When Adobe introduced Firefly, which went into public beta in March 2023, it kicked off creators’ journeys into AI-assisted tools and workflows. Since then, Adobe has continued to add more, better, and stronger AI capabilities, turning Firefly into something much more than an AI app. It has become the creator’s all-in-one AI studio, and Adobe says that is no accident, that Firefly was always built to live up to billing.
Firefly has been spreading its wings for some time now, resulting in the emergence of an all-new Firefly that launched at Max 2025, becoming an all-in-one home for top AI models (whether for imaging, video, sound, and more) in one subscription. It’s also the one-stop location for ideation, creation, and production, enabling users to take a project from concepting to completion without leaving Firefly.
By making Firefly a single home, Adobe is eliminating the confusion that occurs when users have to jump from site to use the various models and tools; it also eliminates a multitude of subscription fees, thanks to the growing number of partners Adobe has teamed up with. Firefly’s list of supported industry models has now reached 30, including new additions such as Kling.
Adobe has continued its GenAI expansion, most recently extending access to Firefly Custom Models, now in public beta, so users can create their own unique models trained on their personal images. Creatives simply upload their branded assets, and Firefly analyzes and trains a model that’s aligned to that aesthetic, capturing the style, character, or photographic look. The Custom Models preserve details like stroke weight, color palettes, lighting, and character features across generations, Adobe says, enabling exploration of new creative directions without losing visual consistency.
So, rather than starting from scratch each time a new project is initiated, the trained model becomes a reusable foundation that the user can build on time and again.
Previewed at Adobe Max 2025, Project Moonlight is seeing more daylight, as Adobe announced that it is expanding access to the Project Moonlight private beta. Project Moonlight is a conversational, agentic interface that works across Adobe apps to assist users.
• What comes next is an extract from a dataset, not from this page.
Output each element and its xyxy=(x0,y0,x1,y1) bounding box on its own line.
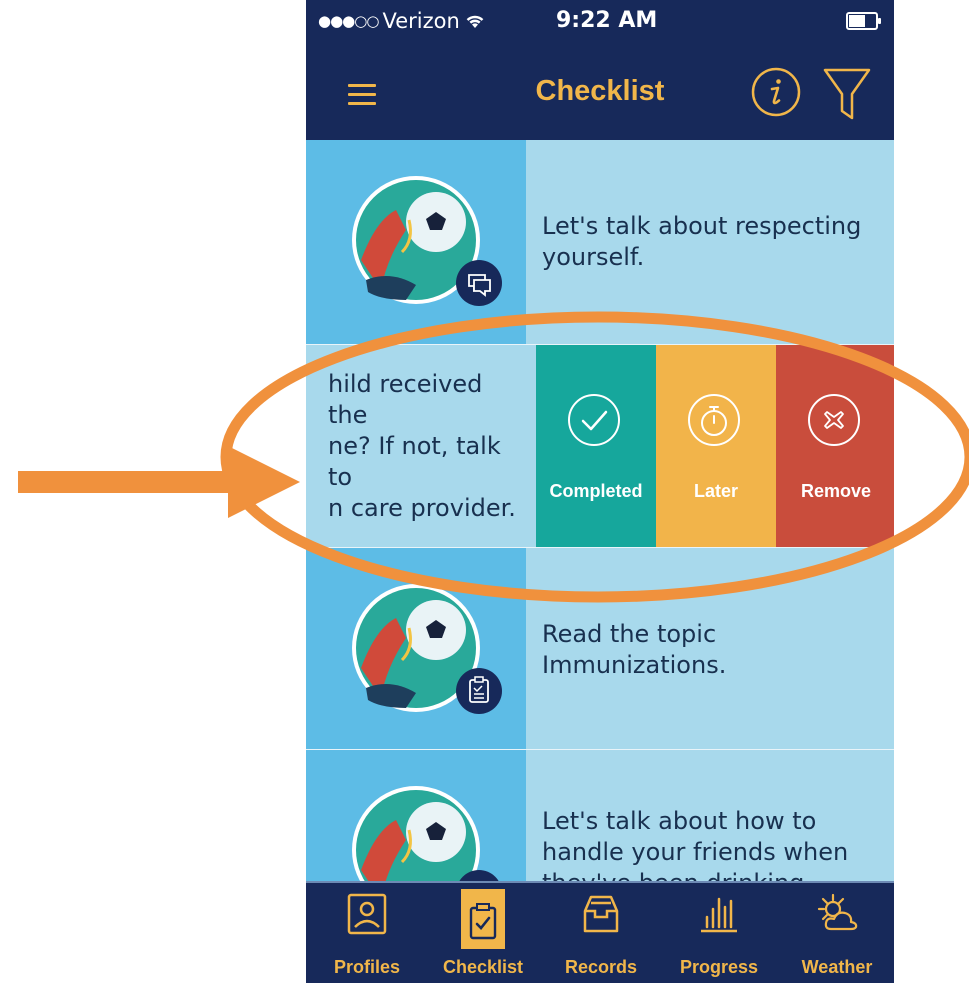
annotation-ellipse xyxy=(220,311,969,603)
annotation-overlay xyxy=(18,311,969,603)
annotation-arrow-head xyxy=(228,446,300,518)
annotation-arrow-shaft xyxy=(18,471,233,493)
It understands a person’s own style by drawing insight from a person’s assets and libraries, helping them to brainstorm new ideas and generate content faster. Adobe describes it as a tool that lets the user become the creative director of their own world, guiding the direction while the system helps carry the work forward.
Adobe teased this interface at Adobe Max last October, and a few days ago the release transitioned into public beta.
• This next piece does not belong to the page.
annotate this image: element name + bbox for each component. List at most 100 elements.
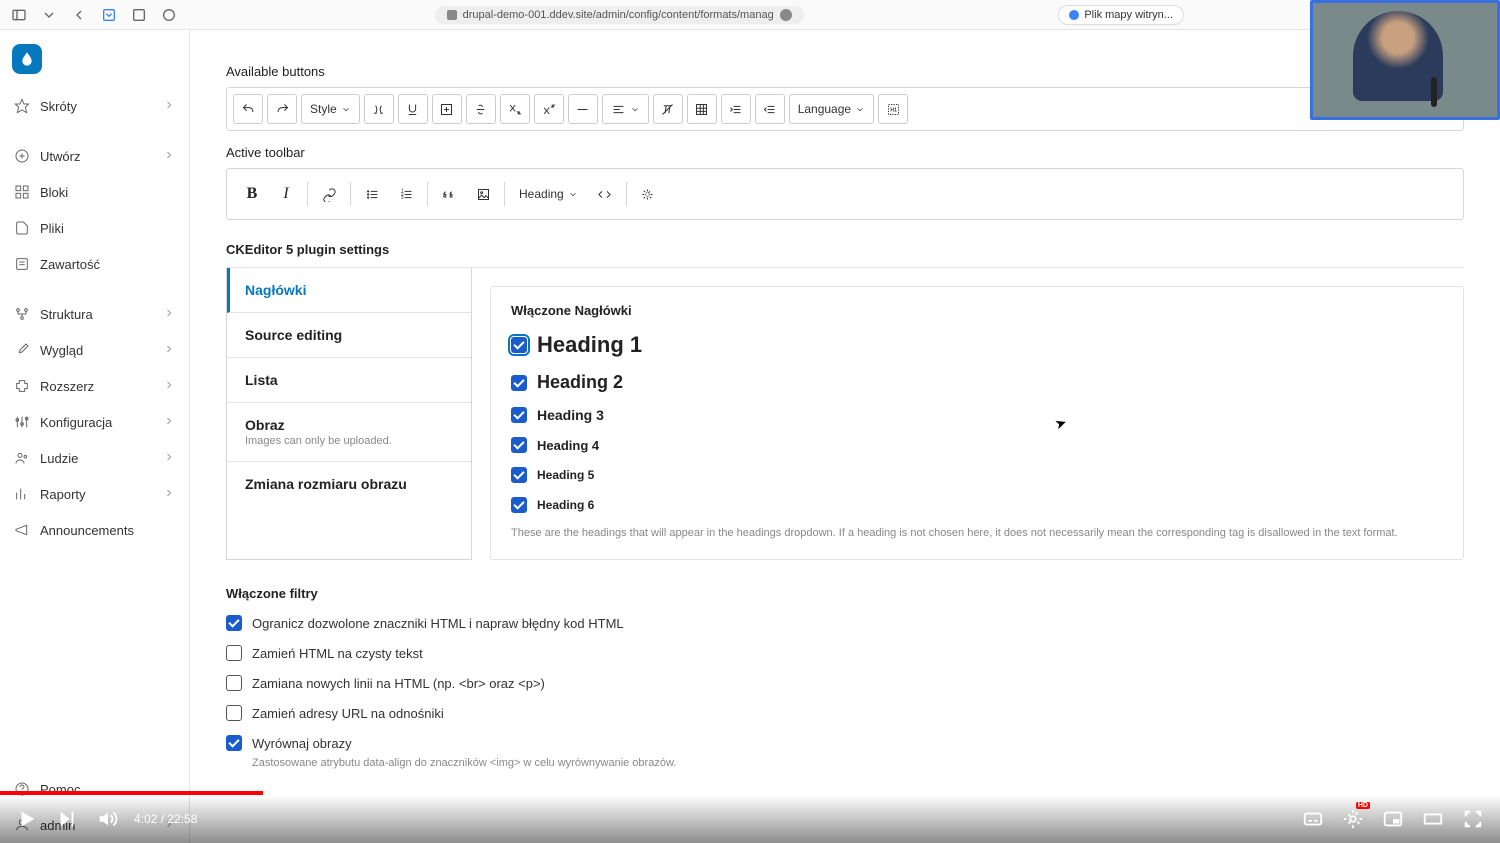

And, finally, Firefly Image Model 5 has become generally available, Adobe’s most advanced image generation and editing model to date. Image Model 5 excels at generating photorealistic details, Adobe says, capturing lighting and texture, creating lifelike portraits of people with anatomic accuracy, generating complex, multi-layered compositions, and producing natural movement. It can generate images in native 4MP resolution without upscaling and produce sharp, detailed assets. Additionally, with Image Model 5, users can edit images with just a prompt.